The process of depositing layers of material on a semiconductor wafer, or other substrate, usually involves heating the substrate and holding it a short distance from the source of a stream of deposition (or processing) gases. In a plasma enhanced CVD (PECVD) process, the gas is also excited to a plasma state. To deposit material on a substrate, the substrate support, also called the substrate support pedestal, is heated. The substrate support is typically made of aluminum having an anodized surface. Heating is typically needed to provide reaction energy for deposition reactions to occur.

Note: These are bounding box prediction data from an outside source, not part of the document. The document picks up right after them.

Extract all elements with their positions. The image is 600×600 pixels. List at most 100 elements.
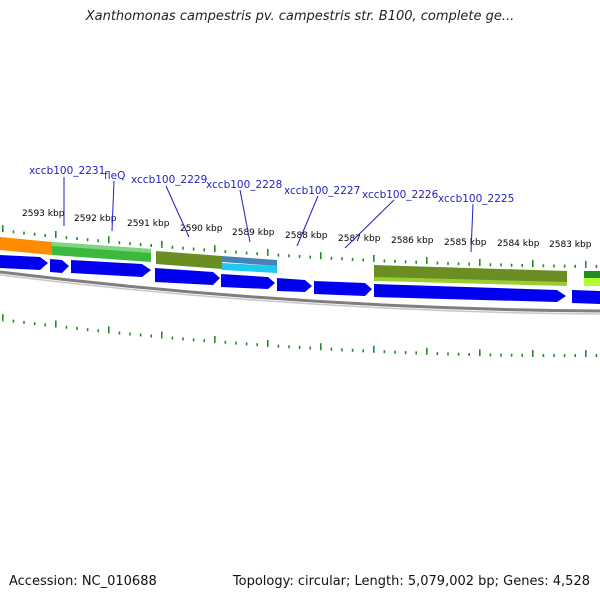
leader-line <box>344 199 395 249</box>
minor-tick <box>245 251 248 255</box>
leader-line <box>111 180 115 232</box>
gene-label[interactable]: xccb100_2225 <box>438 193 514 205</box>
minor-tick <box>33 232 36 236</box>
major-tick <box>585 350 587 358</box>
scale-label: 2592 kbp <box>74 214 117 224</box>
feature-green-light[interactable] <box>52 242 151 253</box>
minor-tick <box>574 354 576 358</box>
major-tick <box>532 260 534 268</box>
minor-tick <box>23 231 25 235</box>
major-tick <box>108 236 110 244</box>
major-tick <box>267 248 269 256</box>
major-tick <box>161 240 163 248</box>
minor-tick <box>288 345 290 349</box>
genome-info-text: Topology: circular; Length: 5,079,002 bp… <box>232 574 590 589</box>
minor-tick <box>383 259 386 263</box>
major-tick <box>320 343 322 351</box>
minor-tick <box>415 351 417 355</box>
cds-arrow[interactable] <box>155 268 220 285</box>
minor-tick <box>330 256 333 260</box>
gene-label[interactable]: fleQ <box>104 170 125 182</box>
minor-tick <box>447 352 449 356</box>
cds-arrow[interactable] <box>277 278 312 292</box>
minor-tick <box>235 250 237 254</box>
feature-track <box>0 237 600 286</box>
minor-tick <box>277 344 280 348</box>
scale-label: 2587 kbp <box>338 234 381 244</box>
feature-steel[interactable] <box>222 256 277 266</box>
minor-tick <box>12 230 15 234</box>
scale-label: 2591 kbp <box>127 219 170 229</box>
cds-arrow[interactable] <box>572 290 600 304</box>
minor-tick <box>468 353 470 356</box>
minor-tick <box>510 353 513 357</box>
cds-arrow[interactable] <box>221 274 275 289</box>
minor-tick <box>542 264 545 268</box>
minor-tick <box>139 333 142 337</box>
major-tick <box>479 258 481 266</box>
minor-tick <box>97 239 99 243</box>
minor-tick <box>447 261 449 265</box>
cds-arrow[interactable] <box>71 260 151 277</box>
feature-olive-long-bottom[interactable] <box>374 277 567 286</box>
minor-tick <box>309 255 311 259</box>
minor-tick <box>203 339 205 343</box>
minor-tick <box>288 254 290 258</box>
feature-cyan[interactable] <box>222 263 277 273</box>
scale-label: 2586 kbp <box>391 236 434 246</box>
gene-label[interactable]: xccb100_2227 <box>284 185 360 197</box>
minor-tick <box>309 346 311 350</box>
feature-orange[interactable] <box>0 237 52 255</box>
cds-arrow[interactable] <box>0 255 48 270</box>
minor-tick <box>489 353 492 357</box>
minor-tick <box>489 263 492 267</box>
feature-green-edge[interactable] <box>584 271 600 278</box>
feature-olive[interactable] <box>156 251 222 269</box>
minor-tick <box>129 242 131 246</box>
minor-tick <box>383 350 386 354</box>
major-tick <box>108 326 110 334</box>
backbone-shadow <box>0 274 600 315</box>
minor-tick <box>277 253 280 257</box>
cds-arrow[interactable] <box>50 259 69 273</box>
major-tick <box>267 339 269 347</box>
major-tick <box>161 331 163 339</box>
scale-labels: 2593 kbp 2592 kbp 2591 kbp 2590 kbp 2589… <box>22 209 592 250</box>
minor-tick <box>86 328 89 332</box>
minor-tick <box>76 327 78 330</box>
minor-tick <box>563 354 566 358</box>
minor-tick <box>192 338 195 342</box>
gene-label[interactable]: xccb100_2228 <box>206 179 282 191</box>
minor-tick <box>129 332 131 336</box>
feature-lime-edge[interactable] <box>584 278 600 286</box>
minor-tick <box>553 264 555 268</box>
major-tick <box>585 260 587 268</box>
minor-tick <box>362 258 364 262</box>
cds-arrow[interactable] <box>374 284 566 302</box>
minor-tick <box>256 252 258 256</box>
backbone-line <box>0 270 600 313</box>
scale-label: 2585 kbp <box>444 238 487 248</box>
scale-ticks-upper <box>2 225 598 268</box>
minor-tick <box>182 337 184 341</box>
cds-arrow[interactable] <box>314 281 372 296</box>
minor-tick <box>595 265 598 268</box>
gene-label[interactable]: xccb100_2226 <box>362 189 439 201</box>
accession-text: Accession: NC_010688 <box>9 574 157 589</box>
minor-tick <box>298 345 301 349</box>
cds-track <box>0 255 600 304</box>
minor-tick <box>510 263 513 267</box>
minor-tick <box>341 348 343 352</box>
minor-tick <box>224 340 227 344</box>
minor-tick <box>44 323 46 327</box>
minor-tick <box>192 247 195 251</box>
minor-tick <box>118 241 121 245</box>
minor-tick <box>97 329 99 333</box>
major-tick <box>214 336 216 343</box>
gene-label[interactable]: xccb100_2231 <box>29 165 105 177</box>
minor-tick <box>553 354 555 358</box>
minor-tick <box>23 320 25 324</box>
minor-tick <box>12 319 15 323</box>
gene-label[interactable]: xccb100_2229 <box>131 174 207 186</box>
scale-label: 2589 kbp <box>232 228 275 238</box>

During CVD processing, ideally the injected process gases would deposit only on the substrate surface. However, in reality some gas molecules deposit on the process chamber surfaces other than the surface of the substrate. All chamber surfaces inside the processing surface chamber are susceptible to being coated by the constituents of the deposition gases.

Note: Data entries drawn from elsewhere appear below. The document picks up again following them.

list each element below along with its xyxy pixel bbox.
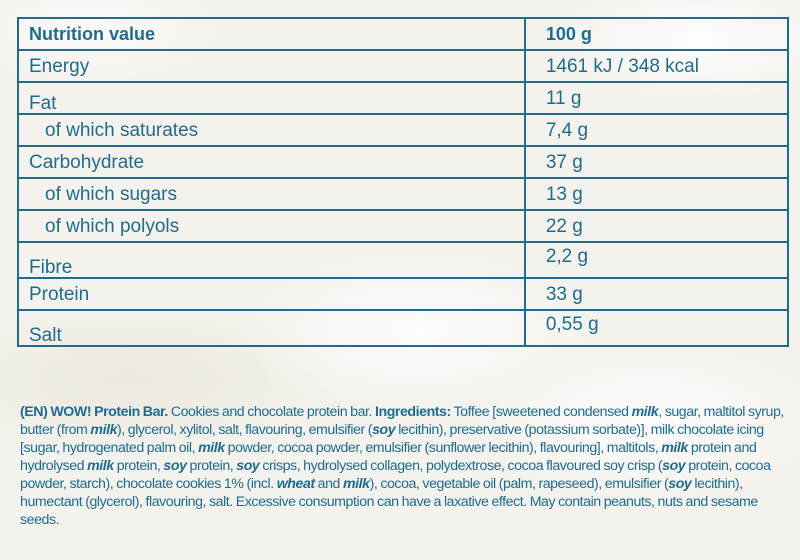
header-name-cell: Nutrition value xyxy=(17,17,526,51)
header-value-cell: 100 g xyxy=(523,17,790,51)
nutrient-value: 7,4 g xyxy=(523,113,790,147)
table-row-carbohydrate: Carbohydrate 37 g xyxy=(17,145,790,179)
table-row-fat: Fat 11 g xyxy=(17,81,790,115)
ingredients-fragment: lecithin), preservative (potassium sorba… xyxy=(20,422,764,456)
nutrient-value: 2,2 g xyxy=(523,241,790,279)
nutrient-name: Salt xyxy=(17,309,526,347)
nutrient-name: Fat xyxy=(17,81,526,115)
table-row-protein: Protein 33 g xyxy=(17,277,790,311)
nutrient-name: Carbohydrate xyxy=(17,145,526,179)
nutrient-value: 0,55 g xyxy=(523,309,790,347)
ingredients-fragment: protein, cocoa powder, starch), chocolat… xyxy=(20,458,771,492)
table-row-polyols: of which polyols 22 g xyxy=(17,209,790,243)
ingredients-fragment: ), cocoa, vegetable oil (palm, rapeseed)… xyxy=(369,476,669,492)
nutrient-name: Energy xyxy=(17,49,526,83)
nutrient-value: 33 g xyxy=(523,277,790,311)
ingredients-fragment: crisps, hydrolysed collagen, polydextros… xyxy=(259,458,663,474)
allergen: milk xyxy=(631,404,659,420)
ingredients-fragment: , sugar, maltitol syrup, butter (from xyxy=(20,404,784,438)
allergen: soy xyxy=(163,458,187,474)
ingredients-fragment: lecithin), humectant (glycerol), flavour… xyxy=(20,476,758,528)
allergen: soy xyxy=(372,422,396,438)
ingredients-label: Ingredients: xyxy=(374,404,451,420)
nutrient-value: 22 g xyxy=(523,209,790,243)
ingredients-text: (EN) WOW! Protein Bar. Cookies and choco… xyxy=(20,403,790,529)
ingredients-fragment: protein, xyxy=(186,458,237,474)
ingredients-fragment: protein and hydrolysed xyxy=(20,440,757,474)
allergen: wheat xyxy=(276,476,315,492)
table-header-row: Nutrition value 100 g xyxy=(17,17,790,51)
ingredients-fragment: powder, cocoa powder, emulsifier (sunflo… xyxy=(224,440,662,456)
nutrient-name: of which polyols xyxy=(17,209,526,243)
ingredients-fragment: ), glycerol, xylitol, salt, flavouring, … xyxy=(117,422,373,438)
allergen: soy xyxy=(668,476,692,492)
table-row-energy: Energy 1461 kJ / 348 kcal xyxy=(17,49,790,83)
nutrient-name: Fibre xyxy=(17,241,526,279)
table-row-sugars: of which sugars 13 g xyxy=(17,177,790,211)
allergen: milk xyxy=(661,440,688,456)
allergen: milk xyxy=(87,458,114,474)
allergen: soy xyxy=(236,458,260,474)
allergen: milk xyxy=(198,440,225,456)
nutrient-name: Protein xyxy=(17,277,526,311)
nutrition-table: Nutrition value 100 g Energy 1461 kJ / 3… xyxy=(17,17,790,347)
table-row-fibre: Fibre 2,2 g xyxy=(17,241,790,279)
nutrient-value: 37 g xyxy=(523,145,790,179)
allergen: soy xyxy=(662,458,686,474)
nutrient-value: 13 g xyxy=(523,177,790,211)
product-description: Cookies and chocolate protein bar. xyxy=(167,404,375,420)
nutrient-value: 11 g xyxy=(523,81,790,115)
ingredients-fragment: Toffee [sweetened condensed xyxy=(450,404,632,420)
product-name: (EN) WOW! Protein Bar. xyxy=(20,404,168,420)
nutrient-value: 1461 kJ / 348 kcal xyxy=(523,49,790,83)
table-row-salt: Salt 0,55 g xyxy=(17,309,790,347)
nutrient-name: of which sugars xyxy=(17,177,526,211)
table-row-saturates: of which saturates 7,4 g xyxy=(17,113,790,147)
ingredients-fragment: and xyxy=(314,476,343,492)
ingredients-fragment: protein, xyxy=(113,458,164,474)
allergen: milk xyxy=(90,422,118,438)
nutrient-name: of which saturates xyxy=(17,113,526,147)
allergen: milk xyxy=(342,476,370,492)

When the buildup of surface deposits on the inside of the processing chamber becomes thick, flakes or other particles of the deposited material can fall from the surface of the chamber onto the substrate being processed, potentially causing a defect. To avoid this problem, the inside surfaces of the processing chamber are periodically cleaned by, for example, etching (plasma cleaning) their surfaces with fluorine-containing species and oxidizer mixtures, such as CF.sub.4, NF.sub.3 or C.sub.2 F.sub.6 and O.sub.2 mixtures. Other cleaning compositions can also be used. While doing so removes the deposits, the fluorine species also attack the substrate support surface of the base of the substrate support. These cleaning sessions cause erosion, wear and nodule growth on the typically anodized aluminum surface of the substrate support. Furthermore, variations in the quality of the anodization or other corrosion resistant coating on the support surface of the substrate support can result in undesirable differences in electrical and chemical (insulating) properties across the support surface; these differences can cause undesirable variations in the plasma which can contribute to non-uniform deposition on the wafer or the substrate's surface.
Bare aluminum surfaces can also be used for the support surface of the substrate support. However, such bare aluminum surfaces are subject to attack by the fluorine-containing species and oxidizer mixture during the chemical cleaning; this results in an aluminum fluoride (AlF) film growth causing process parameters to drift. The aluminum fluoride film is also subject to cracking and peeling causing particle contamination within the vacuum processing chamber.